Тихим, мягким голосом Эразм произнес:
– Внимания твоего сей раб недостоин.
В Акилосе подчинение возводилось в искусство, и этот раб был настоящим искусником. Сейчас, когда он демонстрировал свое мастерство, становилось ясно: регенту подарили настоящее сокровище. Ужасно и нелепо, что его тягают за шею, точно упрямое животное. Это как колоть орехи искусно настроенной лирой. Сущее кощунство.
Эразму место в Акилосе, где его мастерство станут холить и лелеять. Хотя, пожалуй, ему повезло, что его выбрали для регента; повезло, что его так и не увидел принц Дамианос. Дэймен знал, что стало с его любимыми рабами. Их поубивали.
Он силой оттолкнул воспоминание и вновь обратился к сидящему перед ним рабу.
– А твой господин добр? – спросил Дэймен.
– Сей раб живет ради служения, – отозвался Эразм.
Заученная шаблонная фраза не значила ровным счетом ничего. Поведение рабов определялось строжайшими правилами, и, как следствие, недосказанное оказывалось куда важнее сказанного.
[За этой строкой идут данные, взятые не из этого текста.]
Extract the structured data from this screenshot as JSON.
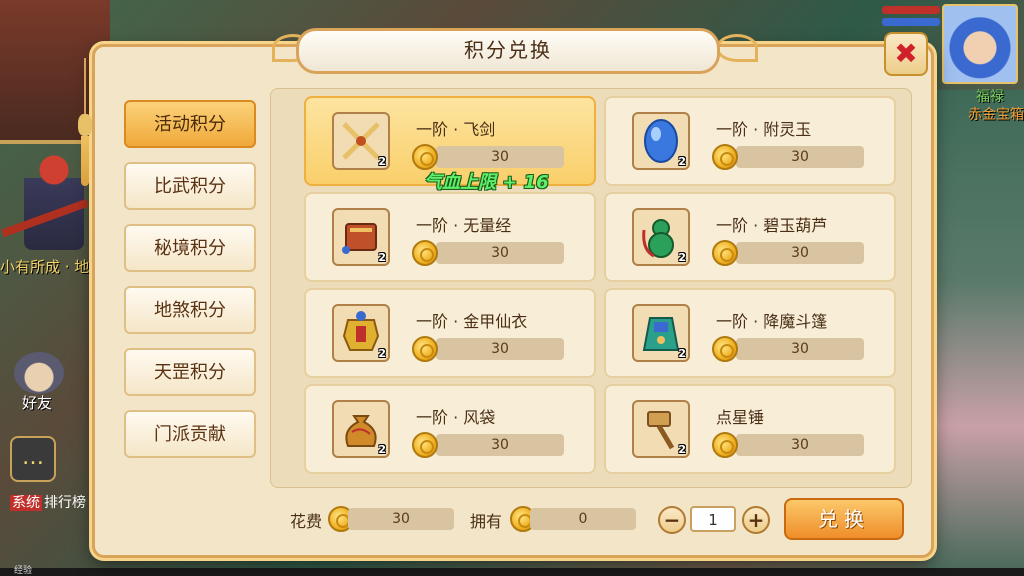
{
  "background": {
    "left_text": "小有所成 · 地",
    "friend_label": "好友",
    "chat_tag": "系统",
    "chat_text": "排行榜",
    "player_name": "福禄",
    "player_title": "赤金宝箱",
    "bottom_label": "经验"
  },
  "dialog": {
    "title": "积分兑换",
    "close_icon": "✖"
  },
  "tabs": [
    {
      "label": "活动积分",
      "active": true
    },
    {
      "label": "比武积分",
      "active": false
    },
    {
      "label": "秘境积分",
      "active": false
    },
    {
      "label": "地煞积分",
      "active": false
    },
    {
      "label": "天罡积分",
      "active": false
    },
    {
      "label": "门派贡献",
      "active": false
    }
  ],
  "items": [
    {
      "name": "一阶 · 飞剑",
      "price": "30",
      "count": "2",
      "icon": "flying-sword-icon",
      "selected": true
    },
    {
      "name": "一阶 · 附灵玉",
      "price": "30",
      "count": "2",
      "icon": "spirit-jade-icon",
      "selected": false
    },
    {
      "name": "一阶 · 无量经",
      "price": "30",
      "count": "2",
      "icon": "scripture-scroll-icon",
      "selected": false
    },
    {
      "name": "一阶 · 碧玉葫芦",
      "price": "30",
      "count": "2",
      "icon": "jade-gourd-icon",
      "selected": false
    },
    {
      "name": "一阶 · 金甲仙衣",
      "price": "30",
      "count": "2",
      "icon": "golden-armor-icon",
      "selected": false
    },
    {
      "name": "一阶 · 降魔斗篷",
      "price": "30",
      "count": "2",
      "icon": "demon-cloak-icon",
      "selected": false
    },
    {
      "name": "一阶 · 风袋",
      "price": "30",
      "count": "2",
      "icon": "wind-bag-icon",
      "selected": false
    },
    {
      "name": "点星锤",
      "price": "30",
      "count": "2",
      "icon": "star-hammer-icon",
      "selected": false
    }
  ],
  "float_text": "气血上限 + 16",
  "footer": {
    "cost_label": "花费",
    "cost_value": "30",
    "own_label": "拥有",
    "own_value": "0",
    "quantity": "1",
    "minus": "−",
    "plus": "+",
    "exchange_label": "兑换"
  },
  "colors": {
    "accent": "#f0a93a",
    "panel": "#f3e6c8",
    "border": "#d9a35a",
    "close": "#d0202a"
  }
}
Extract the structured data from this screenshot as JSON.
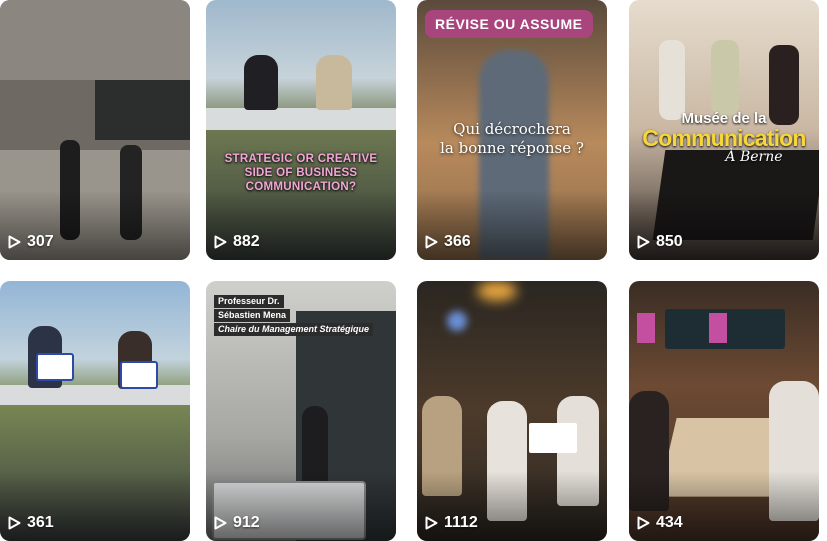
{
  "grid": {
    "items": [
      {
        "views": "307",
        "scene": "building-interior"
      },
      {
        "views": "882",
        "scene": "outdoor-table",
        "caption": "STRATEGIC OR CREATIVE SIDE OF BUSINESS COMMUNICATION?"
      },
      {
        "views": "366",
        "scene": "lecture-hall",
        "badge": "RÉVISE OU ASSUME",
        "caption_line1": "Qui décrochera",
        "caption_line2": "la bonne réponse ?"
      },
      {
        "views": "850",
        "scene": "museum",
        "title_line1": "Musée de la",
        "title_line2": "Communication",
        "title_line3": "À Berne"
      },
      {
        "views": "361",
        "scene": "outdoor-signs"
      },
      {
        "views": "912",
        "scene": "foosball",
        "label_line1": "Professeur Dr.",
        "label_line2": "Sébastien Mena",
        "label_line3": "Chaire du Management Stratégique"
      },
      {
        "views": "1112",
        "scene": "party"
      },
      {
        "views": "434",
        "scene": "restaurant"
      }
    ]
  },
  "icons": {
    "views": "play-icon"
  },
  "colors": {
    "badge": "#a8457c",
    "caption_pink": "#f3a6d5",
    "museum_yellow": "#f6d63a"
  }
}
Скользнув взглядом вниз, Дэймен слегка нахмурился.
Туника у Эразма чуть задралась, обнажив бедро: он вытер ею щеку Дэймена и так не поправил. Перехватив взгляд, Эразм одернул подол, стараясь натянуть его пониже.
– Что с ногой? – спросил Дэймен.
Эразм мертвенно побледнел. Отвечать он не хотел, но, раз спросили напрямую, значит, придется.
– Что случилось?
Стиснув подол туники, Эразм еле слышно произнес:
– Мне стыдно.
– Покажи.
Дрожащие пальцы разжали подол, потом медленно его подняли. Дэймен увидел, что сделали с Эразмом, – увидел, что сделали целых три раза.
– Регент тебя так? Говори как есть.
– Нет. В день прибытия нам устроили проверку на покорность. И я… потерпел поражение.
– Так ты наказан за неудачу?
– Это и была проверка. Мне приказали терпеть молча.
Дэймен уже познал вирскую надменность и вирскую грубость. Познал вирские оскорбления, жалящие укусы плетки и жестокость ринга. Но лишь теперь он испытал гнев.
– Ты не потерпел поражения, – сказал Дэймен. – От тебя требовали невозможного. Ты очень смелый, раз попробовал вытерпеть. Стыдиться нечего.
Стыдятся пусть вирские изверги. Стыд им и позор! Дэймен призовет к ответу каждого из них.
– Расскажи обо всем, что случилось с тобой после отъезда из Акилоса, – попросил он Эразма.